En este rápido repaso conceptual, cabe mencionar que existe una diferencia sustancial entre los estudios y la teoría de género, la perspectiva de género y los movimientos feministas. Mientras los estudios de género se adscriben al paradigma histórico-crítico-reflexivo que cuestiona los metarrelatos; la teoría de género se nutre y articula sentido de diversas disciplinas académicas y dialoga con distintas corrientes teóricas, entre las que destacan: funcionalismo, marxismo, psicoanálisis y posestructuralismo; mientras que la perspectiva de género es un recurso metodológico que permite analizar la realidad desde las relaciones de poder entre los géneros, constituyendo un “lente” analítico particular que devela diferentes facetas de la vida social a través de la mirada de la desigualdad de género y de su intersección con otras desigualdades (Lagarde, 1996; Hawkesworth, 1999).
Por otra parte, el movimiento feminista responde y se inscribe dentro de los llamados “nuevos” movimientos sociales de corte radical de los años sesenta del siglo XX. Este último, junto con el ambientalismo y el pacifismo, comparten y obtienen su carácter radical de la premisa de que buscan eliminar el problema que los convoca desde la raíz, y se diferencian de los movimientos sociales clásicos, el movimiento obrero y campesino, como los más paradigmáticos, en que sus demandas no pueden ser alcanzadas mediante una negociación donde los actores involucrados ceden mutuamente a partir de sus objetivos, sino que buscan eliminar la fuente de su conflicto y malestar. Así, por ejemplo, mientras las demandas por un salario más justo pueden iniciar con el planteamiento de la necesidad de un aumento elevado de la remuneración laboral, finalmente es viable conciliar y acordar con la patronal un aumento menor al originalmente solicitado. A diferencia de esta dinámica de conciliación, el movimiento pacifista no concibe pactar a partir de reducir 20% el armamento nuclear mundial, o el movimiento ambientalista no considera viable que solo se destruya la mitad de los bosques tropicales, o el feminismo no puede avalar que las mujeres y las niñas sean violadas solo un poquito. De aquí el carácter radical de estos movimientos (Varcárcel, 2008; Vargas, 2002; Espinosa y Lau, 2013).
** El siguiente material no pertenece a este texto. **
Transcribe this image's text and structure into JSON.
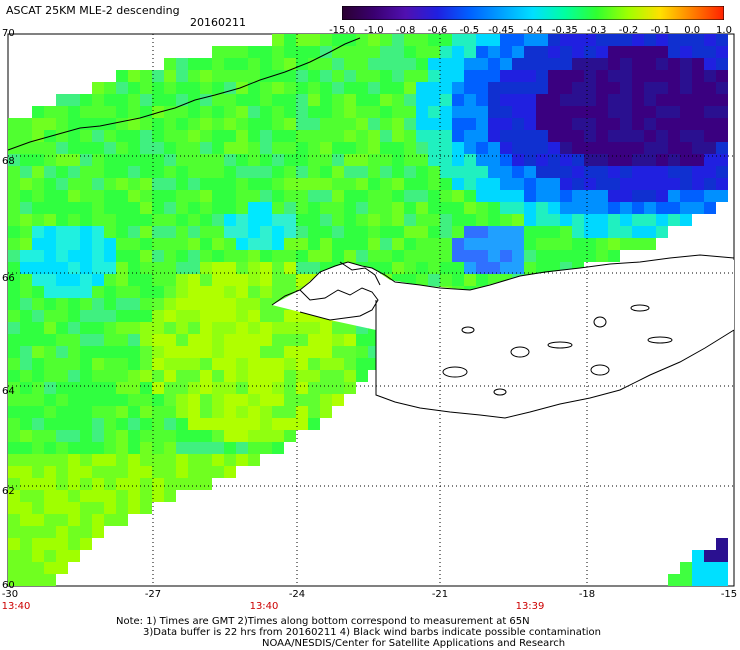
{
  "header": {
    "title": "ASCAT 25KM MLE-2 descending",
    "date": "20160211"
  },
  "colorbar": {
    "labels": [
      "-15.0",
      "-1.0",
      "-0.8",
      "-0.6",
      "-0.5",
      "-0.45",
      "-0.4",
      "-0.35",
      "-0.3",
      "-0.2",
      "-0.1",
      "0.0",
      "1.0"
    ],
    "colors": [
      "#2a0030",
      "#3a0070",
      "#5010b0",
      "#2020e0",
      "#0060ff",
      "#00a0ff",
      "#00e0ff",
      "#00ffa0",
      "#30ff30",
      "#a0ff00",
      "#ffe000",
      "#ff8000",
      "#ff2000"
    ]
  },
  "axes": {
    "lat_labels": [
      "70",
      "68",
      "66",
      "64",
      "62",
      "60"
    ],
    "lon_labels": [
      "-30",
      "-27",
      "-24",
      "-21",
      "-18",
      "-15"
    ],
    "times": [
      "13:40",
      "13:40",
      "13:39"
    ]
  },
  "notes": {
    "line1": "Note: 1) Times are GMT 2)Times along bottom correspond to measurement at 65N",
    "line2": "3)Data buffer is 22 hrs from 20160211 4) Black wind barbs indicate possible contamination",
    "line3": "NOAA/NESDIS/Center for Satellite Applications and Research"
  }
}
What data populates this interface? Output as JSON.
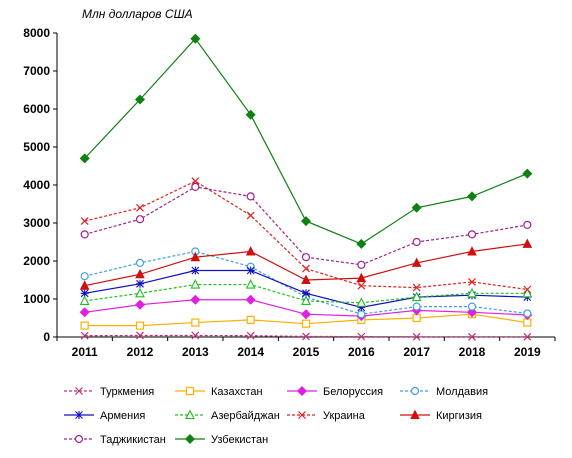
{
  "chart_data": {
    "type": "line",
    "unit_label": "Млн долларов США",
    "x": [
      "2011",
      "2012",
      "2013",
      "2014",
      "2015",
      "2016",
      "2017",
      "2018",
      "2019"
    ],
    "ylim": [
      0,
      8000
    ],
    "yticks": [
      0,
      1000,
      2000,
      3000,
      4000,
      5000,
      6000,
      7000,
      8000
    ],
    "grid": false,
    "legend_position": "bottom",
    "series": [
      {
        "name": "Туркмения",
        "color": "#c0307a",
        "dash": true,
        "marker": "x",
        "values": [
          35,
          40,
          40,
          35,
          15,
          10,
          5,
          5,
          5
        ]
      },
      {
        "name": "Казахстан",
        "color": "#ffb000",
        "dash": false,
        "marker": "square-open",
        "values": [
          300,
          300,
          380,
          450,
          350,
          450,
          500,
          600,
          380
        ]
      },
      {
        "name": "Белоруссия",
        "color": "#e020e0",
        "dash": false,
        "marker": "diamond",
        "values": [
          650,
          850,
          980,
          980,
          600,
          550,
          700,
          650,
          580
        ]
      },
      {
        "name": "Молдавия",
        "color": "#40a0e0",
        "dash": true,
        "marker": "circle-open",
        "values": [
          1600,
          1950,
          2250,
          1850,
          1050,
          600,
          800,
          800,
          620
        ]
      },
      {
        "name": "Армения",
        "color": "#1010c0",
        "dash": false,
        "marker": "star",
        "values": [
          1150,
          1400,
          1750,
          1750,
          1150,
          780,
          1050,
          1100,
          1050
        ]
      },
      {
        "name": "Азербайджан",
        "color": "#20c020",
        "dash": true,
        "marker": "triangle-open",
        "values": [
          950,
          1150,
          1380,
          1380,
          950,
          900,
          1050,
          1150,
          1150
        ]
      },
      {
        "name": "Украина",
        "color": "#e02020",
        "dash": true,
        "marker": "x",
        "values": [
          3050,
          3400,
          4100,
          3200,
          1800,
          1350,
          1300,
          1450,
          1250
        ]
      },
      {
        "name": "Киргизия",
        "color": "#d01010",
        "dash": false,
        "marker": "triangle",
        "values": [
          1350,
          1650,
          2100,
          2250,
          1500,
          1550,
          1950,
          2250,
          2450
        ]
      },
      {
        "name": "Таджикистан",
        "color": "#a02090",
        "dash": true,
        "marker": "circle-open",
        "values": [
          2700,
          3100,
          3950,
          3700,
          2100,
          1900,
          2500,
          2700,
          2950
        ]
      },
      {
        "name": "Узбекистан",
        "color": "#108010",
        "dash": false,
        "marker": "diamond",
        "values": [
          4700,
          6250,
          7850,
          5850,
          3050,
          2450,
          3400,
          3700,
          4300
        ]
      }
    ]
  }
}
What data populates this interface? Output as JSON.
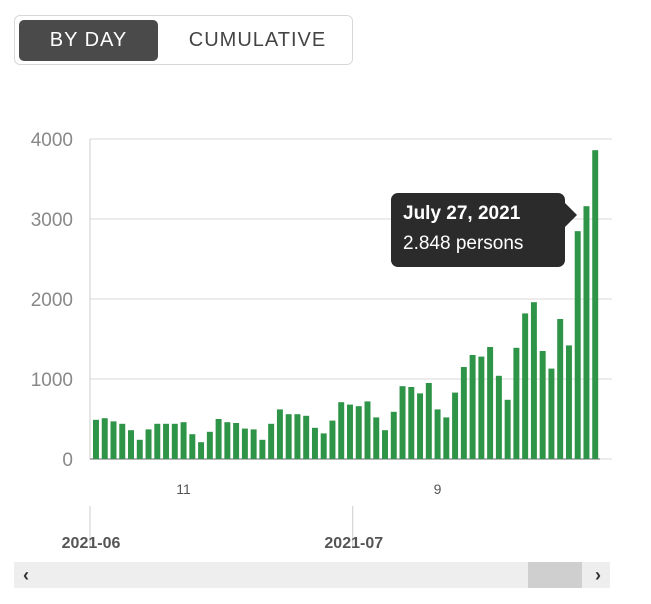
{
  "toggle": {
    "by_day_label": "BY DAY",
    "cumulative_label": "CUMULATIVE"
  },
  "tooltip": {
    "date": "July 27, 2021",
    "value": "2.848  persons"
  },
  "scrollbar": {
    "left_icon": "chevron-left-icon",
    "right_icon": "chevron-right-icon"
  },
  "colors": {
    "bar": "#2e9447",
    "tooltip_bg": "#2b2b2b",
    "toggle_active_bg": "#4a4a4a"
  },
  "chart_data": {
    "type": "bar",
    "title": "",
    "ylim": [
      0,
      4000
    ],
    "yticks": [
      "0",
      "1000",
      "2000",
      "3000",
      "4000"
    ],
    "xticks": [
      {
        "label": "11",
        "index": 10
      },
      {
        "label": "9",
        "index": 39
      }
    ],
    "month_labels": [
      {
        "label": "2021-06",
        "index": 0
      },
      {
        "label": "2021-07",
        "index": 30
      }
    ],
    "values": [
      490,
      510,
      470,
      440,
      360,
      240,
      370,
      440,
      440,
      440,
      460,
      310,
      210,
      340,
      500,
      460,
      450,
      380,
      370,
      240,
      440,
      620,
      560,
      560,
      540,
      390,
      320,
      480,
      710,
      680,
      660,
      720,
      520,
      360,
      590,
      910,
      900,
      820,
      950,
      620,
      520,
      830,
      1150,
      1300,
      1280,
      1400,
      1040,
      740,
      1390,
      1820,
      1960,
      1350,
      1130,
      1750,
      1420,
      2848,
      3160,
      3860
    ],
    "grid": true,
    "highlight_index": 55
  }
}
Ahora bien, en lo que corresponde específicamente al movimiento feminista y su brazo académico en los estudios de género, cabe señalar ciertas premisas que también otorgan sentido a sus diversas etapas y formas de lucha. Rescato en particular tres nociones clave que se articularán a lo expuesto más adelante sobre la condición y efectos de la pandemia vista en términos del género. Estas tres nociones son: el empoderamiento de las mujeres, las acciones afirmativas y la transversalidad de género.
Por empoderamiento de las mujeres se entienden los procesos que buscan alterar y eliminar la asimetría de poder entre los géneros y que se alimentan del incremento de la autoestima, el ejercicio de la “sororidad” o hermandad entre mujeres, a partir de reconocer una base común de desigualdad y su impacto en los ámbitos personal, social-comunitario y de las relaciones cercanas (Rowlands, 1997). Las acciones afirmativas refieren a mecanismos de las políticas públicas destinados a disminuir las brechas de las desigualdades de género y a establecer un “piso parejo” desde el que las mujeres puedan desarrollar e incrementar su empoderamiento (Barrera Bassols y Massolo, 2003). Cuando hablamos de transversalidad de género nos referimos a la responsabilidad que tienen todos los niveles del poder público de incorporar, aplicar e implementar las acciones afirmativas pertinentes para lograr el principio de igualdad y la equidad entre todas las personas (True, 2010).